(Bloomberg)—HHGregg is turning to investment banks including Miller Buckfire & Co. for help as the electronics and furniture retailer battles weak sales, according to people with knowledge of the matter.
The retailer also retained Miller Buckfire’s parent Stifel Financial Corp. to explore a range of strategic transactions, said one of the people, who asked not to be named because the hires weren’t public. Morgan Lewis & Bockius LLP is hired as legal adviser, the people said.
Miller Buckfire will advise the company on plans including how to deal with its debt and a possible turnaround, the people said. The retailer posted disappointing numbers for the crucial holiday season in the quarter ended Dec. 31, with sales plunging 24 percent to about $453 million from the year earlier.

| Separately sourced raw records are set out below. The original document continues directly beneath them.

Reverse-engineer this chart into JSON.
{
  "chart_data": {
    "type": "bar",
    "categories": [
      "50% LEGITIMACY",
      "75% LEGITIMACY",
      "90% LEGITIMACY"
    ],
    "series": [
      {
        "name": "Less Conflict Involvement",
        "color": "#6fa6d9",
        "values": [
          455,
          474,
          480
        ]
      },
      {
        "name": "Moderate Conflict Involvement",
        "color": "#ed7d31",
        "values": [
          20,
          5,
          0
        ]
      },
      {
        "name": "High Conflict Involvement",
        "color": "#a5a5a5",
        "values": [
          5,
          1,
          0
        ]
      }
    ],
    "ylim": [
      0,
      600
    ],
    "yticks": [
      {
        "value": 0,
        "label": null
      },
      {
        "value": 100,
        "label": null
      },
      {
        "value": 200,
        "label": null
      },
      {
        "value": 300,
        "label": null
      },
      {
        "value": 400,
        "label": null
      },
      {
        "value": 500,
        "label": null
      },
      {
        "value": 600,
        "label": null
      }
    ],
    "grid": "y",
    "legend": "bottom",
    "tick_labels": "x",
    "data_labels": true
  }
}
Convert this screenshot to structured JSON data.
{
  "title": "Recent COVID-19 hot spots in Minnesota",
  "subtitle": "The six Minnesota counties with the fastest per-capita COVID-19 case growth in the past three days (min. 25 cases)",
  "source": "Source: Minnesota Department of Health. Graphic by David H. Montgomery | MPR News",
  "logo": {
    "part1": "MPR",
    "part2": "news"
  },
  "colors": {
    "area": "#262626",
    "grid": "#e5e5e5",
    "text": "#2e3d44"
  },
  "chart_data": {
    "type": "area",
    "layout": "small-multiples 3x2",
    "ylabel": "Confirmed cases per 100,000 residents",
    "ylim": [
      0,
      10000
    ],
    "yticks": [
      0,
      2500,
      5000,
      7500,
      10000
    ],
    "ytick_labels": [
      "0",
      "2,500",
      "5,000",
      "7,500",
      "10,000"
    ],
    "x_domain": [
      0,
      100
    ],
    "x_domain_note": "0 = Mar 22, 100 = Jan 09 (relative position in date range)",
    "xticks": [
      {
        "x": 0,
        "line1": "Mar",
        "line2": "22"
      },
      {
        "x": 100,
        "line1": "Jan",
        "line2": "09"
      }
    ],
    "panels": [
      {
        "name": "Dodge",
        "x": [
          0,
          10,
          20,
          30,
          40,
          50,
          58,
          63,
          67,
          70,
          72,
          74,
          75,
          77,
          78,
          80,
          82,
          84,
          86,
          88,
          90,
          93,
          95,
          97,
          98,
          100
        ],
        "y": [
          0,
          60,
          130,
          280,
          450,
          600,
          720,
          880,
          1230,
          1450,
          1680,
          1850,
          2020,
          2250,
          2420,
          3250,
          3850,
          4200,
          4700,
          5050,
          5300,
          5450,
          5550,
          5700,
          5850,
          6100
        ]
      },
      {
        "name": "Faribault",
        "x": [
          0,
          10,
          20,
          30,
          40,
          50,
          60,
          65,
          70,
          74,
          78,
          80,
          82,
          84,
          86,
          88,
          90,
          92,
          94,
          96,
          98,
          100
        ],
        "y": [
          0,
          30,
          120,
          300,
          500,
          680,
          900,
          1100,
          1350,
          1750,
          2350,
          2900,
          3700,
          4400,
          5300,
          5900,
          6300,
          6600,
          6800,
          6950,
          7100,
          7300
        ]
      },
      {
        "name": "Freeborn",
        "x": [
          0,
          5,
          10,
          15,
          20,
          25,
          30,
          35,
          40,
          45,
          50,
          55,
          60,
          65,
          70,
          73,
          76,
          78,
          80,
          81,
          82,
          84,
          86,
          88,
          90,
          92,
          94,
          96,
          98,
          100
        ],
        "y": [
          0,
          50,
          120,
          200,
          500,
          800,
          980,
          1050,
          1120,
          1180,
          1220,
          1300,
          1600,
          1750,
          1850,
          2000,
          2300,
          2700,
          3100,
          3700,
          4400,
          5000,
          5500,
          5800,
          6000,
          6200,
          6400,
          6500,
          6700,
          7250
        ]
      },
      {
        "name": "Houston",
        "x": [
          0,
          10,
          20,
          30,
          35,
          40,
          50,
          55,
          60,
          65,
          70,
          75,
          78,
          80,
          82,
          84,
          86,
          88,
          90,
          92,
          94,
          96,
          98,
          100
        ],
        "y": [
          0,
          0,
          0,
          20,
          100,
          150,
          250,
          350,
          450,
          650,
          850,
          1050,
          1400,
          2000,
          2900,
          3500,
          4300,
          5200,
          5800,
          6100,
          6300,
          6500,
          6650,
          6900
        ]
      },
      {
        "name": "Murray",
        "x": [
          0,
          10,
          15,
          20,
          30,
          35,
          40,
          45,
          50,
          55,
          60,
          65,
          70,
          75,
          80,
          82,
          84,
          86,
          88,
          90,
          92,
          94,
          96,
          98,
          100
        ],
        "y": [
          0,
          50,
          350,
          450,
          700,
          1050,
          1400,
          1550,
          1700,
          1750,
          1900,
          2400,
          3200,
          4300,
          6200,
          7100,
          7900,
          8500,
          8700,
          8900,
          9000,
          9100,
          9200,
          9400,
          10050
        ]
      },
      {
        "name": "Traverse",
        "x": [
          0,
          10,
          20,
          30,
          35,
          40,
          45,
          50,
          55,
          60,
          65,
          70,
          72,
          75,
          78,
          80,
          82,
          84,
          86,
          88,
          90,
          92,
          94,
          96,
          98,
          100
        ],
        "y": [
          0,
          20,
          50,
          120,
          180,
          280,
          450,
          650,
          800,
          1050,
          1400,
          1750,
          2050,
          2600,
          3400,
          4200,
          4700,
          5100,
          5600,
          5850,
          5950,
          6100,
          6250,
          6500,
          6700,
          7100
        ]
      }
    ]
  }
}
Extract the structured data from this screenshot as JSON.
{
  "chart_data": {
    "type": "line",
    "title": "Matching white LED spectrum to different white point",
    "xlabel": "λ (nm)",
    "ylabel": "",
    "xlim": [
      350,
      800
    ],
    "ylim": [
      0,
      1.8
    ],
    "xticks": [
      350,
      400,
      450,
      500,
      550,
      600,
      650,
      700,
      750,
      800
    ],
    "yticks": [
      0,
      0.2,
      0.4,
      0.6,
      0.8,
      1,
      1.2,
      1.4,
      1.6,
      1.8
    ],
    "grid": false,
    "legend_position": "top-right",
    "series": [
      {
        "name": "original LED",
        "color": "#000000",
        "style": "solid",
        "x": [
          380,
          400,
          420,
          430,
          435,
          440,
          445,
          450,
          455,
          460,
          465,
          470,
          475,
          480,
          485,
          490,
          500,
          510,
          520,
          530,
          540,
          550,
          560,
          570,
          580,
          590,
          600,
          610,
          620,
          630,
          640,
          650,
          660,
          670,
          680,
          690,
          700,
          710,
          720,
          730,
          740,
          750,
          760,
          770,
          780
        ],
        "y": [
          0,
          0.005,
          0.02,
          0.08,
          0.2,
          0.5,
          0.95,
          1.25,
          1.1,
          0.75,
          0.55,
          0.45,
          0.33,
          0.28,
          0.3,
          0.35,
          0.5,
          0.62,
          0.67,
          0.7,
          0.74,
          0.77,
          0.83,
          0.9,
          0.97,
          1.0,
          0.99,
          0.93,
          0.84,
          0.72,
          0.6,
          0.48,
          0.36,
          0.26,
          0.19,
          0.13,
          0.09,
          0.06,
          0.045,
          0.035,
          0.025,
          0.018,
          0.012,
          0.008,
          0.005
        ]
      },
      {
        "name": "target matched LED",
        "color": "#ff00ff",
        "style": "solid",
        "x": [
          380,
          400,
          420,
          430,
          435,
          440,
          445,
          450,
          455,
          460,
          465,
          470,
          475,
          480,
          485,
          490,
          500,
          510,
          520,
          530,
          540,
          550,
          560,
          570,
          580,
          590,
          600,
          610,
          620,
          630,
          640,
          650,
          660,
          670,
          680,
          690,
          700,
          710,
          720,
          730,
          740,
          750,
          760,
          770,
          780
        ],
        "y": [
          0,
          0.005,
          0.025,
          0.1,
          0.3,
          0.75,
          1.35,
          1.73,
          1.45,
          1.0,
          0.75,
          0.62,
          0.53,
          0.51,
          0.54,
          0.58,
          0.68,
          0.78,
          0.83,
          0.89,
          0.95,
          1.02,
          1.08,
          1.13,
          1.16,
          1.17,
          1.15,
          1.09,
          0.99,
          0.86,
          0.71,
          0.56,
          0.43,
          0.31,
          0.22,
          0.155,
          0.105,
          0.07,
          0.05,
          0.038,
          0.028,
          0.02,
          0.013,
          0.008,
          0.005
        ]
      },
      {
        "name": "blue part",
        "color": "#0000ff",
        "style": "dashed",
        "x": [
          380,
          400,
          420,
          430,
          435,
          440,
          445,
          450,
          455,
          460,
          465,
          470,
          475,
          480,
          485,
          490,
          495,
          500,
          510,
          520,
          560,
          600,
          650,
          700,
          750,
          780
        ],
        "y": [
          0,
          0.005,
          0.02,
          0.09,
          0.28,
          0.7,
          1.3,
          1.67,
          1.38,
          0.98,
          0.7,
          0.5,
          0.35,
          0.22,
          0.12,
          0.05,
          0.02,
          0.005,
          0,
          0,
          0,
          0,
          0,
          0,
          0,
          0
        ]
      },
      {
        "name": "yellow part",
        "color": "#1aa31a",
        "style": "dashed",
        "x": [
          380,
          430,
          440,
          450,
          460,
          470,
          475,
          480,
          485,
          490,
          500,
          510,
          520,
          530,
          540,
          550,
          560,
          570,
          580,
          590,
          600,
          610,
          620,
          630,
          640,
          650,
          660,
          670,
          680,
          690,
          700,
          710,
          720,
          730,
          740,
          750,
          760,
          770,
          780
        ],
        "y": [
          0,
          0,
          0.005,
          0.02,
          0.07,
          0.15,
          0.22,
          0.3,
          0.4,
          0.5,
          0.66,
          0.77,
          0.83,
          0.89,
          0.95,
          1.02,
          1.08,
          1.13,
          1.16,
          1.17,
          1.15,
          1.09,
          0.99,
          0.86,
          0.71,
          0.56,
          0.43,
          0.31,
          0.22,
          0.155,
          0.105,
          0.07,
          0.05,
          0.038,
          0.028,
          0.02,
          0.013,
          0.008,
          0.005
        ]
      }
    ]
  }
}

HHGregg shares dropped as much as 7 percent Wednesday to trade at 43 cents a share, after losing more than 60 percent in value last year.
Representatives for Stifel and Miller Buckfire declined to comment on the joint retention. Representatives at HHGregg and Morgan Lewis didn’t immediately respond to requests seeking comment.
The chain has struggled against online competition, as well as traditional retail outlets such as J.C. Penney Co., which added appliances last year. HHGregg, based in Indianapolis, has posted two years of losses.
HHGregg earlier this month received notice from the New York Stock Exchange for failing to meet the minimum listing price requirement. The company was warned that it could be delisted.
The company’s Gregg Appliances unit has a $280 million credit line, according to data compiled by Bloomberg.